The girl talking to me was cute. She looked a lot like the first girl but with darker hair and much wider eyes.
"We're from Snake's, er Carl's hometown. We all went to high school together."
It wasn't more than fifteen or twenty minutes into our reunion when a camper pulled up and unloaded two guys and three girls. The first guy through the door was a short almost pudgy fellow. He appeared to be about 5'4" but he had a mass of hair piled on his head that brought him to about 6'6". The next guy was tall and thin. Where the first guy had energy bundled up inside him, this guy was cool. He was so cool he seldom emitted words. He just nodded - at everything. The girls came next. The first wore black glasses and had a severe case of acne and whether it was because of a world that thought the wrapping paper reflected the present or because of her natural disposition, there seemed to be a streak of meanness that ran through her and kept everyone at bay. The next girl was a hamster. Not a rat or a little mouse but a hamster, the in-between rodent that is so nondescript it can be a pet. The last girl was willowy and not unattractive. Unfortunately, after plowing through her four companions, no energy was left to appreciate her.

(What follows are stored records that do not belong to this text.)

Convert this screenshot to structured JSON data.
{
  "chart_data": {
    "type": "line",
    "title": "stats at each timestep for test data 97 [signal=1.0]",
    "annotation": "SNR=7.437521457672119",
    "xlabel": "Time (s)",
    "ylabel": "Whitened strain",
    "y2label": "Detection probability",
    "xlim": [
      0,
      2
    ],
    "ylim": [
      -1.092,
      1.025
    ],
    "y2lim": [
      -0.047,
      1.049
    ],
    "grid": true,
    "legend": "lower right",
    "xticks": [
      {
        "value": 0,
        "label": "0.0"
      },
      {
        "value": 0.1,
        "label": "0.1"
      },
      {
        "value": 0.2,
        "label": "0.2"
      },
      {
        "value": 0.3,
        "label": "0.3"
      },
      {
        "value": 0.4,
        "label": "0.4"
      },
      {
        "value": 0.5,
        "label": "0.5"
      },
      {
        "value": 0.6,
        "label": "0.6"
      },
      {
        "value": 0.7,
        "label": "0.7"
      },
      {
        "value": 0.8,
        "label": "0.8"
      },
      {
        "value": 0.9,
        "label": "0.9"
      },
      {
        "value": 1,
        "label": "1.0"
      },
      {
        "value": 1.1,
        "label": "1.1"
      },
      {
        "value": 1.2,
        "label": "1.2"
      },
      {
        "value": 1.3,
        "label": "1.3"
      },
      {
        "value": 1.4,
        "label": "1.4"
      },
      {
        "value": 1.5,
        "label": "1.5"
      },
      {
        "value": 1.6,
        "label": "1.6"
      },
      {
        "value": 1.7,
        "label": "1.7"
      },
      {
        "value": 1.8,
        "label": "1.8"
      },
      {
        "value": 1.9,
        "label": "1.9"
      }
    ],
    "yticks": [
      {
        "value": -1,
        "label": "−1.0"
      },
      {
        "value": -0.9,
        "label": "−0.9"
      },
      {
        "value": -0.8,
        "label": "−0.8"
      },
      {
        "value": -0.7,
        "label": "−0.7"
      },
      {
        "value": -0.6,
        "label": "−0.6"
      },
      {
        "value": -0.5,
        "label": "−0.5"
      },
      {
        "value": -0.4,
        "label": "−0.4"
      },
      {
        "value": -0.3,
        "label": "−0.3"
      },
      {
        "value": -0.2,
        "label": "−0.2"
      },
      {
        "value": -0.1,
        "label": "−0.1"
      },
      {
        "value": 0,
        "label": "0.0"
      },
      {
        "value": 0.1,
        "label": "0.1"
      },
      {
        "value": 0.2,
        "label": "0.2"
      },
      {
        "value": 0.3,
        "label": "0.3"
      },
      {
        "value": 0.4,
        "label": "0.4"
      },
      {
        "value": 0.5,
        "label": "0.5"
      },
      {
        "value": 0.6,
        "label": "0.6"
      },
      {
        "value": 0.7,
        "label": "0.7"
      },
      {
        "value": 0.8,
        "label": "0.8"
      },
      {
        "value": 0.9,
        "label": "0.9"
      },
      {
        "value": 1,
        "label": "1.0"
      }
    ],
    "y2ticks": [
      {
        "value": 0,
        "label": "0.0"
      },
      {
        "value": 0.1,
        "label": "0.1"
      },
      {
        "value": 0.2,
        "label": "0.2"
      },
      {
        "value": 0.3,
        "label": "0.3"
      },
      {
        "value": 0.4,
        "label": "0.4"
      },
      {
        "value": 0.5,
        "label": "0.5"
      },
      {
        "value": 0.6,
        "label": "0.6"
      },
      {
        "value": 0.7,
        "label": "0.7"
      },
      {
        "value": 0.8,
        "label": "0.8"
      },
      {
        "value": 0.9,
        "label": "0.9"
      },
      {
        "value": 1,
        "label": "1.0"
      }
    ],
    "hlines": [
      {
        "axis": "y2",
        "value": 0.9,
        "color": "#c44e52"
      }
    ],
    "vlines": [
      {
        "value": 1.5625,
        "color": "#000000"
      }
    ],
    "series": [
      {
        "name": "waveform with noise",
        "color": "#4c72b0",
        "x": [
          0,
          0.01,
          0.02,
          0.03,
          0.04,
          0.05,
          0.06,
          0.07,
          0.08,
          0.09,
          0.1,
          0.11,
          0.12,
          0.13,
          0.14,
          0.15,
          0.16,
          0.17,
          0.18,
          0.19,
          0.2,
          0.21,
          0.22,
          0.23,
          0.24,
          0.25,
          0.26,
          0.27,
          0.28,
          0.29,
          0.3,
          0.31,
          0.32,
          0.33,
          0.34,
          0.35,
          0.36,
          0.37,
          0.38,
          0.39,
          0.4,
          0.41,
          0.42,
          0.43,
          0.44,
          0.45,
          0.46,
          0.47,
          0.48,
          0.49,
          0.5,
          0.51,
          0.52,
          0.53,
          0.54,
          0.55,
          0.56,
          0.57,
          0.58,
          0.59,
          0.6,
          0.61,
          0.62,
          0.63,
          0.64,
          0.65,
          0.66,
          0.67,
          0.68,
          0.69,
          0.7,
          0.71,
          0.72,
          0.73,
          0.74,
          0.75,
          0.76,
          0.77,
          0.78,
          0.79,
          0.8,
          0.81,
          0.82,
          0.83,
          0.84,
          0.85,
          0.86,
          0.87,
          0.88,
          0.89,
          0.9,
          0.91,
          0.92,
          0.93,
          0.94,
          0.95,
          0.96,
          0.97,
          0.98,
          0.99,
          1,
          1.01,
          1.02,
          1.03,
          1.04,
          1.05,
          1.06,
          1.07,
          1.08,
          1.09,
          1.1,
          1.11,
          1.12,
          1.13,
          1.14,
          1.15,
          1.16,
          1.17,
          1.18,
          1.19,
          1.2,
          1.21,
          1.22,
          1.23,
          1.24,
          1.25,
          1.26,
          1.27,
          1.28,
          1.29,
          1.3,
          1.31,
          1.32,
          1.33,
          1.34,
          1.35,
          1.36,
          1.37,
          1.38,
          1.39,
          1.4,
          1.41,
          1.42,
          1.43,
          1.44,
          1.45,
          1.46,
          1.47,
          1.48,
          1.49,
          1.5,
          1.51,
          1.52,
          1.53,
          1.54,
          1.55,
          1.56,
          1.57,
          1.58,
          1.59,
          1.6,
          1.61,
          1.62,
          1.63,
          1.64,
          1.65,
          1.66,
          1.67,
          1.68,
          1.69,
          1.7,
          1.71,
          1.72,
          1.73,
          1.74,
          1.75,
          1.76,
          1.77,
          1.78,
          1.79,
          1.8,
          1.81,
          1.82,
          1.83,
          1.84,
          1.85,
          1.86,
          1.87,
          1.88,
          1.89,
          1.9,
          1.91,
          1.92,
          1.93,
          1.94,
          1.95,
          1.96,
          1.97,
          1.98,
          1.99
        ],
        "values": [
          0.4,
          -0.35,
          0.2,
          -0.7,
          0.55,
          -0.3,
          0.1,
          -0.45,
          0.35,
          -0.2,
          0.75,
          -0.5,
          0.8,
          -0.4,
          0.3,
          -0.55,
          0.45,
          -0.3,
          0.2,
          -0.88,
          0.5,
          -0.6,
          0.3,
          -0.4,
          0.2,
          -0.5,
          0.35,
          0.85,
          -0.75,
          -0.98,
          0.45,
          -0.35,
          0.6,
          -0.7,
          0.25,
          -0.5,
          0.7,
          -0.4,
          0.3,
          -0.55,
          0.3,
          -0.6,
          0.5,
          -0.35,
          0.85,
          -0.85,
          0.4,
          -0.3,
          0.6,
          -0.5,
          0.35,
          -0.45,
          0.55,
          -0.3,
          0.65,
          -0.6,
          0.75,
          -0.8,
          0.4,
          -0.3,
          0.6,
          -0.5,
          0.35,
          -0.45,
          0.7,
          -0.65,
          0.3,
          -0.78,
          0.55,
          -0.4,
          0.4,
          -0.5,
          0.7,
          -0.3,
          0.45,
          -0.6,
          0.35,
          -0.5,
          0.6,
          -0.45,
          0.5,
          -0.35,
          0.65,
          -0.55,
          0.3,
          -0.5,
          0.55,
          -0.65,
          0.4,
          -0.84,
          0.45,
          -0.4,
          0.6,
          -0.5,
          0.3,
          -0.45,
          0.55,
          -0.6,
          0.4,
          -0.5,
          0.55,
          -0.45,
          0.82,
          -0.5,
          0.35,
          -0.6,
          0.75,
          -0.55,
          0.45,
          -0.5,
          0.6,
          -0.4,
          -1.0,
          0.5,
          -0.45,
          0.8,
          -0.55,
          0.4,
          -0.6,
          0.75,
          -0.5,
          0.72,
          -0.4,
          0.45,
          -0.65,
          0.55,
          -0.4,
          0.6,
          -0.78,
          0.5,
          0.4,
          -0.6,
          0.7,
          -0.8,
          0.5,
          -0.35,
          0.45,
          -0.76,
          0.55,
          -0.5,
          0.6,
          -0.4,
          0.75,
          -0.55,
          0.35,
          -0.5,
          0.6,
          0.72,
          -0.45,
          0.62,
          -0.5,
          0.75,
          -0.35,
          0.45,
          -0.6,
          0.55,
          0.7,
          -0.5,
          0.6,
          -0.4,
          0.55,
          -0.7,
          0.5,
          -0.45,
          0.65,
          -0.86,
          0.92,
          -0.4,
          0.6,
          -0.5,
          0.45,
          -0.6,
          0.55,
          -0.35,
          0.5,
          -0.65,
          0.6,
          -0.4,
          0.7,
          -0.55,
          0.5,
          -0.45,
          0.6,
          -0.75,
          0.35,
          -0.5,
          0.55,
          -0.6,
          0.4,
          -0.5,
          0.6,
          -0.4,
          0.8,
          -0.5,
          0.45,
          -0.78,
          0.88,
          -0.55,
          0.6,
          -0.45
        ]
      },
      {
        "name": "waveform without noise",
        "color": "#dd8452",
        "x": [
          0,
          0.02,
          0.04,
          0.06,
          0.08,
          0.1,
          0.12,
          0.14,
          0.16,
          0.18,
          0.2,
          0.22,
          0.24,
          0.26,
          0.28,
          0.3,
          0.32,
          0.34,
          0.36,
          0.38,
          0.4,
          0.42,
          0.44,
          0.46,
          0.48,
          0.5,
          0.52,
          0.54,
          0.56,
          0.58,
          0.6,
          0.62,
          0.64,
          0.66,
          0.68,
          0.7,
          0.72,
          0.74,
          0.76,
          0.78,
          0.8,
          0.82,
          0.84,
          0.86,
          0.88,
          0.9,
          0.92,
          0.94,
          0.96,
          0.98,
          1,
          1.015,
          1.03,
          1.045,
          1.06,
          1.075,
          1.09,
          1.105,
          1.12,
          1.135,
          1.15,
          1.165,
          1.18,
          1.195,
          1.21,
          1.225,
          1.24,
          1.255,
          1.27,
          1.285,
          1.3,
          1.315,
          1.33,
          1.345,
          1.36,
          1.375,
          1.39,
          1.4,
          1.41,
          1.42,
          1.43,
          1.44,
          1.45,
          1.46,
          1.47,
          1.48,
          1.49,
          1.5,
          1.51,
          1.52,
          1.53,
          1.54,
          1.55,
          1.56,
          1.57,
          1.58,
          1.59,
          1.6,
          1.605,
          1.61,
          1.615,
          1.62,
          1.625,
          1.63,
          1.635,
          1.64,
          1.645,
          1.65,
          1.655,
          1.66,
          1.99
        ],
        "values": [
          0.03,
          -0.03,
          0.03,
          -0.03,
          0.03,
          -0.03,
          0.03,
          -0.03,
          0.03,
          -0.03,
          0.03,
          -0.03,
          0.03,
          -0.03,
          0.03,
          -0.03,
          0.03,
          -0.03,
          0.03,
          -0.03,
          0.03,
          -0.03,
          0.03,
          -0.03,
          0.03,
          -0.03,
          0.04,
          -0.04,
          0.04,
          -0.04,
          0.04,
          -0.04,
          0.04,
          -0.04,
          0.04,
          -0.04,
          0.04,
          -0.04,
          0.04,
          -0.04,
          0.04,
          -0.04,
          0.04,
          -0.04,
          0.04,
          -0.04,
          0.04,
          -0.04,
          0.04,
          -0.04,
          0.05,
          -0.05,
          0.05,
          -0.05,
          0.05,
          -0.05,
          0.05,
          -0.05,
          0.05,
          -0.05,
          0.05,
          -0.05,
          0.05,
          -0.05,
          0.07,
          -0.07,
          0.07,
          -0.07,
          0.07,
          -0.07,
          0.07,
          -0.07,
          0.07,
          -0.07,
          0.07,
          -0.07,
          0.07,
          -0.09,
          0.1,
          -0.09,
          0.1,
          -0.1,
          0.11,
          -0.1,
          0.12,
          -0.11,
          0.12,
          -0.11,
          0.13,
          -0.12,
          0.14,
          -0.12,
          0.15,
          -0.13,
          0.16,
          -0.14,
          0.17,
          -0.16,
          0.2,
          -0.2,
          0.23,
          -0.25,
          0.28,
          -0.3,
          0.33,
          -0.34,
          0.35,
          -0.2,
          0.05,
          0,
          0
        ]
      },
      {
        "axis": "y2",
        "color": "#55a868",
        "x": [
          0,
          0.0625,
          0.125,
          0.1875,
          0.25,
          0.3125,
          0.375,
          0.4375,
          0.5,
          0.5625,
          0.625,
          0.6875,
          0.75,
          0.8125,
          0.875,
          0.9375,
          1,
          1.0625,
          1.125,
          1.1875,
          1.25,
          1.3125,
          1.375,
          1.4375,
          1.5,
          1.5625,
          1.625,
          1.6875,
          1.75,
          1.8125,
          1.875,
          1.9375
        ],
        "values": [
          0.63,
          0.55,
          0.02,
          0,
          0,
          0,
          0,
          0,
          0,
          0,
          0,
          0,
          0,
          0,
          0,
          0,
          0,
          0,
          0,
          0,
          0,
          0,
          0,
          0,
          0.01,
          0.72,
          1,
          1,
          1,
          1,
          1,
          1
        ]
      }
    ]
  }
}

It soon became apparent the nature of their visit.
Snake wasn't surfing. He was dealing.
He had hooked up with a chemist, a doctor of psychoeuphoria and apparently had opened shop. Reefer was liberally passed around like guests being offered soda. The two guys and one of the girls followed Snake into a back bedroom. Records spun on the stereo and bodies sprawled on the furniture and floor. We settled in for the night.
"He's kind of creepy." I had gone to use the toilet and overheard two of the girls talking. "It's his hair."
"Yeh, if he had long hair, he could be a cool guy."
I knew who they were referring to and I took offense. He was my friend and they didn't even know him. I sat down across from Rallio and stared at him. Were my perceptions failing me? I caught the tail end of a conversation between one of the guys and a couple of the girls.
"Let's face it. The Haight is filled with pseudo freaks."
Rallio asked in all seriousness, "How can you tell a pseudo freak from a real freak?"
They obviously had never contemplated the line of reasoning. So, they ignored the question and the questioner.
We had been at Snake's house several hours. Sleep was beginning to weight my senses. I hadn't noticed Snake being pulled aside and spoken to by one of his customers but I felt the kick on the sole of my shoe. "C'mon, we're leaving." Rallio was hovering over me. I staggered towards the door.
"I'm tired. I don't feel much like driving. Besides, where we goin'?"
We were outside before Rallio told me, "The fuckhead threw us out. Jesus Christ, what a dick." He turned towards me and I could tell that he was hurt. "We were bad for business and the girls were getting jittery with us around," he modulated his voice to show contempt for the original speaker of the words, "the girls are getting jittery."
Rallio took the keys and pulled out of the drive. It was close to 11:00 at night.